Time to return to the library. Are you feeling First Floor Berry or Third Floor Berry? Which restroom do you prefer (or tolerate more)? These are important questions when you will be sitting in one spot for hours. You have to factor in what your priorities are for the day. Do you want to catch up with friends on FFB or do you want to get things done on a quieter level up?
The next decision will be choosing the work you want to get done or sitting on your computer or phone for an hour and looking through your email, your GroupMe messages or friends’ Snapchat stories.
Then, after a while it’s time for dinner. The options are endless. Actually, not in Hanover, but you can still choose from Collis, the Courtyard Café, Novack Café or the Class of 1953 Commons.
There you will be able to make even more decisions. Some of the most exciting ones are deciding which side you want to sit on at Foco or who you are having dinner with.

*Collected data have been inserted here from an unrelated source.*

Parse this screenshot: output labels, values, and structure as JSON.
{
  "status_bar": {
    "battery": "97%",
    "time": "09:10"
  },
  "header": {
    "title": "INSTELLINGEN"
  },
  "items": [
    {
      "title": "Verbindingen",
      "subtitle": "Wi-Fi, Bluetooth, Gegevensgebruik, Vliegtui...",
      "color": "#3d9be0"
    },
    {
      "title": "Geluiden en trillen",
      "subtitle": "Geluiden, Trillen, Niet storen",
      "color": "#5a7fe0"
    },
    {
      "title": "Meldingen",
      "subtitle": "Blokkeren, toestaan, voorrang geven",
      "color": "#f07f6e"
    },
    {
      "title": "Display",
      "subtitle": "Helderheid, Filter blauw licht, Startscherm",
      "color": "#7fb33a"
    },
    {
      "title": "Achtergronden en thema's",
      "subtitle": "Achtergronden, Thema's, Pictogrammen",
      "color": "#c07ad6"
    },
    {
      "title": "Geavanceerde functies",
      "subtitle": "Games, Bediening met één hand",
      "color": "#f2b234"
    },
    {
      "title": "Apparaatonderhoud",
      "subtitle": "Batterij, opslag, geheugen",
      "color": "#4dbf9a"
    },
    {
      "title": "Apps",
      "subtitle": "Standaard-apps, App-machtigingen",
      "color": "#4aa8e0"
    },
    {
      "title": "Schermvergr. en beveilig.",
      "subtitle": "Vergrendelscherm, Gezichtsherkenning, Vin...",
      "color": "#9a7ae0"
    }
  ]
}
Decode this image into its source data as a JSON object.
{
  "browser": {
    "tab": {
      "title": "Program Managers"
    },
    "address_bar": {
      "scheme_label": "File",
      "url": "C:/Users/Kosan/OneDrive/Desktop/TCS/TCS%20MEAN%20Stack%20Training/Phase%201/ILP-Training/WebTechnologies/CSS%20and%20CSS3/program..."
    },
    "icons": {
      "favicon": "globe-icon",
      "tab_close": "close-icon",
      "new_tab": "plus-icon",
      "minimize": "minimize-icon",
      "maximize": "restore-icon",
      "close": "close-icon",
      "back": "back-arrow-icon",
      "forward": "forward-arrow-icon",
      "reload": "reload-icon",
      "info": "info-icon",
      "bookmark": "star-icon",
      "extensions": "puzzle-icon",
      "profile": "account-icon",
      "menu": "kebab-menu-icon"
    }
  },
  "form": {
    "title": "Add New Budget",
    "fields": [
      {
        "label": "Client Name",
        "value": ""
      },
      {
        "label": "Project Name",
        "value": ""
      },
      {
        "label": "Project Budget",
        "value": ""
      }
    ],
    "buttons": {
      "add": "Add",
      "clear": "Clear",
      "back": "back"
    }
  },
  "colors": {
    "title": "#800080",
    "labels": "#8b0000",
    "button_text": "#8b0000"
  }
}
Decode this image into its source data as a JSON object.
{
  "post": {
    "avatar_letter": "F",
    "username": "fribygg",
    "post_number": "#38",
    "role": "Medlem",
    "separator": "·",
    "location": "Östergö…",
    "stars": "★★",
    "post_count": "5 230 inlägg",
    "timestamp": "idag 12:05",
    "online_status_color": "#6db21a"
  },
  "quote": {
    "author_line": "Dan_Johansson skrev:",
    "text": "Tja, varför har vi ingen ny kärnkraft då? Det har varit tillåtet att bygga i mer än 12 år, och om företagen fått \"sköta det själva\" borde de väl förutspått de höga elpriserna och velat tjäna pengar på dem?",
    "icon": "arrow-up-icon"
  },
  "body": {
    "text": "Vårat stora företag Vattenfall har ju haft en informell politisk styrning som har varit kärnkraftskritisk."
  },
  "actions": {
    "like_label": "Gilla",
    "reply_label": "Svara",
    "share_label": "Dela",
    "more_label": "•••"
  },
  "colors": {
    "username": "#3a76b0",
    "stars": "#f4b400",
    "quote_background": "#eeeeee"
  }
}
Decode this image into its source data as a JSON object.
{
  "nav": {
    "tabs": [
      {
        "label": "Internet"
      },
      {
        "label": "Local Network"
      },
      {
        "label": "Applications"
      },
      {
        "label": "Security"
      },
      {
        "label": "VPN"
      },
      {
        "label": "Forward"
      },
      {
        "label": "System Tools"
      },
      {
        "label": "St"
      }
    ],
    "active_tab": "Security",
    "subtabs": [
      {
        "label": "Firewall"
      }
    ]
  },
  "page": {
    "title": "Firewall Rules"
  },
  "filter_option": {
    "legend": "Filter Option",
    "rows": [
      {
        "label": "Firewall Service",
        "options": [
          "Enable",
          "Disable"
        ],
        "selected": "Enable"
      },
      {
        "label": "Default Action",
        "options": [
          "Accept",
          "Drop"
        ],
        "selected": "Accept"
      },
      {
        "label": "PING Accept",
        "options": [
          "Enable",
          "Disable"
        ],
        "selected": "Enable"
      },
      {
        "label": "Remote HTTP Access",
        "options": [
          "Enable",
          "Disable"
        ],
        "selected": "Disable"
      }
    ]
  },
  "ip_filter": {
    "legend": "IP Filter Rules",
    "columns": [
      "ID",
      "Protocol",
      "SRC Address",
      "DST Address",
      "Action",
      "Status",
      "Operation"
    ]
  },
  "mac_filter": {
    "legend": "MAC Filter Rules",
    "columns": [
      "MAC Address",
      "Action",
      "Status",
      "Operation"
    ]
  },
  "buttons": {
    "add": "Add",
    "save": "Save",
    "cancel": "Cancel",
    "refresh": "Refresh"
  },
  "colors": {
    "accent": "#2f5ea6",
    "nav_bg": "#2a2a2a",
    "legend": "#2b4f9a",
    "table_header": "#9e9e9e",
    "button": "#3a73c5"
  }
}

The period between dinner and bedtime is full of possibilities. What you decide to do most likely depends on whether it’s the first week of the term or midterm season. This is perhaps one of the most interesting periods in a day for students to make decisions.
After a long day, you have to decide what time to go to bed. It’s 2 a.m., but your notifications are still calling for you. But you have to wake up the next morning and do it all over again, all 35,000 decisions, too. There is a reason why we do not consciously make all of these decisions a day. It would be draining, and you would have zero energy for anything else.
In the midst of so much, it only makes sense that among the 35,000 decisions we make in a day, it is almost guaranteed that irrational and sometimes regrettable decisions will be made.
Like shopping on Amazon for one thing and spending an hour reading reviews, looking at the comments section on YouTube, placing clothing on your wishlist that you could never wear in the dead of winter, taking three really hard classes your freshman fall, taking Computer Science 1 for fun or taking Chemistry 6 for your science distributive. Or sending a flitz freshman year to someone you have never met.
This time you made all of the right decisions and have made it all the way to the end of this article. And whether the decision to snooze your alarm one more time tomorrow morning will change something major as the butterfly effect would suggest, it is something we cannot know. Don’t be overwhelmed.